Currently image recognition with AR requires that you take a picture of something, (think Google Goggles), and then it compares that picture to similar pictures in a database. Imagine the same procedure, (in the not to distant future), but instead of requiring you to take a picture, your device is always on and in "search mode", processing images, and natural features around you, along with your geo-location and even the identity of those around you.

This alone would be information overload, so it would require a filter. This filter would need to be dynamic, and take into consideration your location, day of week, and time of day, personal productivity habits, historical preferences, possibly even bio-metric information such as heartbeat and body temperature, and serve up hyper-contextual information just for you. 

It would recognize when you were at work crunching on a project, and would facilitate access to relevant information and people, and de-emphasize non-relevant interruptions, creating a hive of focused activity. This AR of the future will recognize specific images and natural features unique to ones working environment, and provide always-on performance support calibrated to ones unique personal AR profile.

Consider such a system for training. Using the same personalized filter, only calibrated for guiding a student through a series of exercises that build off one another and dynamically adjust based on the performance, and biometrics of the student. For example practice giving a presentation in front of a virtual crowd, or developing your negotiation skills.

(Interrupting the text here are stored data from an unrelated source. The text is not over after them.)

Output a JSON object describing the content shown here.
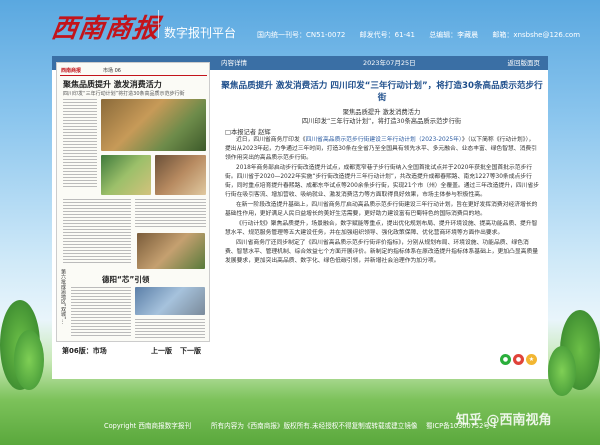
{
  "header": {
    "logo": "西南商报",
    "platform": "数字报刊平台",
    "info": {
      "issn": "国内统一刊号：CN51-0072",
      "post": "邮发代号：61-41",
      "editor": "总编辑：李藏晨",
      "email": "邮箱：xnsbshe@126.com"
    }
  },
  "topbar": {
    "left": "内容详情",
    "date": "2023年07月25日",
    "right": "返回版面页"
  },
  "paper": {
    "name": "西南商报",
    "section": "市场 06",
    "headline": "聚焦品质提升  激发消费活力",
    "subhead": "四川印发“三年行动计划”将打造30条高品质示范步行街",
    "headline2": "德阳“芯”引领",
    "vertical": "第六批成渝地区“双城”…"
  },
  "pager": {
    "page": "第06版：市场",
    "prev": "上一版",
    "next": "下一版"
  },
  "article": {
    "title": "聚焦品质提升 激发消费活力 四川印发“三年行动计划”，将打造30条高品质示范步行街",
    "sub1": "聚焦品质提升  激发消费活力",
    "sub2": "四川印发“三年行动计划”，将打造30条高品质示范步行街",
    "author": "□本报记者  赵辉",
    "p1a": "近日，四川省商务厅印发《",
    "p1link": "四川省高品质示范步行街建设三年行动计划（2023-2025年）",
    "p1b": "》（以下简称《行动计划》），提出从2023年起，力争通过三年时间，打造30条在全省乃至全国具有领先水平、多元融合、业态丰富、绿色智慧、消费引领作用突出的高品质示范步行街。",
    "p2": "2018年商务部启动步行街改造提升试点，成都宽窄巷子步行街纳入全国首批试点并于2020年获批全国首批示范步行街。四川省于2020—2022年实施“步行街改造提升三年行动计划”，共改造提升成都春熙路、南充1227等30条成点步行街，同时重点培育提升春熙路、成都东华试点等200余条步行街，实现21个市（州）全覆盖。通过三年改造提升，四川省步行街在吸引客流、增加营收、吸纳就业、激发消费活力等方面取得良好效果，市场主体参与积极性高。",
    "p3": "在新一阶段改造提升基础上，四川省商务厅启动高品质示范步行街建设三年行动计划，旨在更好发挥消费对经济增长的基础性作用，更好满足人民日益增长的美好生活需要，更好助力建设富有巴蜀特色的国际消费目的地。",
    "p4": "《行动计划》聚焦品质提升，场景融合，数字赋能等重点，提出优化规划布局、提升环境设施、提高功能品质、提升智慧水平、规范服务管理等五大建设任务，并在加强组织领导、强化政策保障、优化营商环境等方面作出要求。",
    "p5": "四川省商务厅还同步制定了《四川省高品质示范步行街评价指标》，分别从规划布局、环境设施、功能品质、绿色消费、智慧水平、管理机制、综合效益七个方面开展评价。新制定的指标体系在原改造提升指标体系基础上，更加凸显高质量发展要求，更加突出高品质、数字化、绿色低碳引领，并新增社会治理作为加分项。"
  },
  "footer": {
    "copyright": "Copyright 西南商报数字报刊",
    "notice": "所有内容为《西南商报》版权所有.未经授权不得复制或转载或建立镜像",
    "icp": "蜀ICP备10300752号-1"
  },
  "watermark": "知乎 @西南视角",
  "colors": {
    "brand_red": "#c3141b",
    "bar_blue": "#3a6fa5",
    "title_blue": "#1f4f8c"
  }
}
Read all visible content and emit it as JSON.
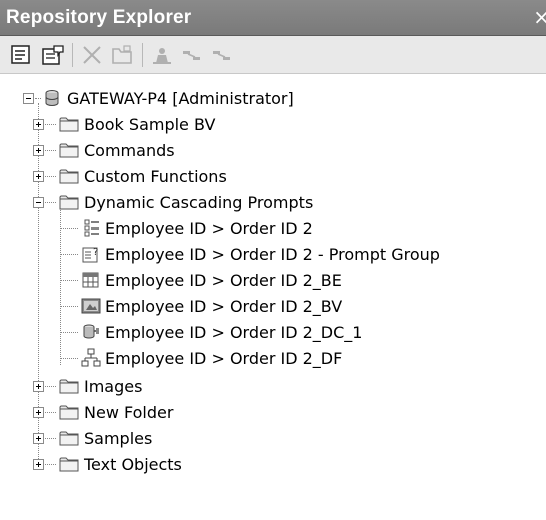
{
  "window": {
    "title": "Repository Explorer",
    "close_glyph": "×"
  },
  "toolbar": {
    "buttons": [
      {
        "icon": "properties-icon",
        "enabled": true
      },
      {
        "icon": "edit-properties-icon",
        "enabled": true
      },
      {
        "icon": "delete-icon",
        "enabled": false
      },
      {
        "icon": "folder-icon",
        "enabled": false
      },
      {
        "icon": "user-icon",
        "enabled": false
      },
      {
        "icon": "link-icon",
        "enabled": false
      },
      {
        "icon": "link-icon",
        "enabled": false
      }
    ]
  },
  "tree": {
    "root": {
      "label": "GATEWAY-P4 [Administrator]",
      "icon": "database-icon",
      "expanded": true
    },
    "folders_top": [
      {
        "label": "Book Sample BV",
        "expanded": false
      },
      {
        "label": "Commands",
        "expanded": false
      },
      {
        "label": "Custom Functions",
        "expanded": false
      },
      {
        "label": "Dynamic Cascading Prompts",
        "expanded": true
      }
    ],
    "prompt_items": [
      {
        "label": "Employee ID > Order ID 2",
        "icon": "prompt-icon"
      },
      {
        "label": "Employee ID > Order ID 2 - Prompt Group",
        "icon": "prompt-group-icon"
      },
      {
        "label": "Employee ID > Order ID 2_BE",
        "icon": "business-element-icon"
      },
      {
        "label": "Employee ID > Order ID 2_BV",
        "icon": "business-view-icon"
      },
      {
        "label": "Employee ID > Order ID 2_DC_1",
        "icon": "data-connection-icon"
      },
      {
        "label": "Employee ID > Order ID 2_DF",
        "icon": "data-foundation-icon"
      }
    ],
    "folders_bottom": [
      {
        "label": "Images",
        "expanded": false
      },
      {
        "label": "New Folder",
        "expanded": false
      },
      {
        "label": "Samples",
        "expanded": false
      },
      {
        "label": "Text Objects",
        "expanded": false
      }
    ]
  }
}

If this seems far-fetched, the technology is already here, and is rapidly improving. On the software side, tracking technology, (the ability for an AR application to recognize and differentiate natural features), is getting increasingly more capable of seeing thousands of points in real-time. Tablet and smart phone manufacturers are incorporating faster processors and graphics capabilities. We are just scratching the surface of high speed bandwidth here in the United States, (Japan has 12x the average advertised bandwidth as the United States). Finally, different ways of visualizing information, beyond the confines of a mobile device, are coming to market. The "Light Touch" projector by Light Blue Optics turns any surface into a touch screen. Eye ware from companies like Vuzix, in which an augmented reality image is projected in front of you, are commercially available now.  Augmented reality contact lenses are in development.

Always on, multiple image recognition is one piece of the AR puzzle that will fundamentally change the speed, access, and personalized nature of information in the future.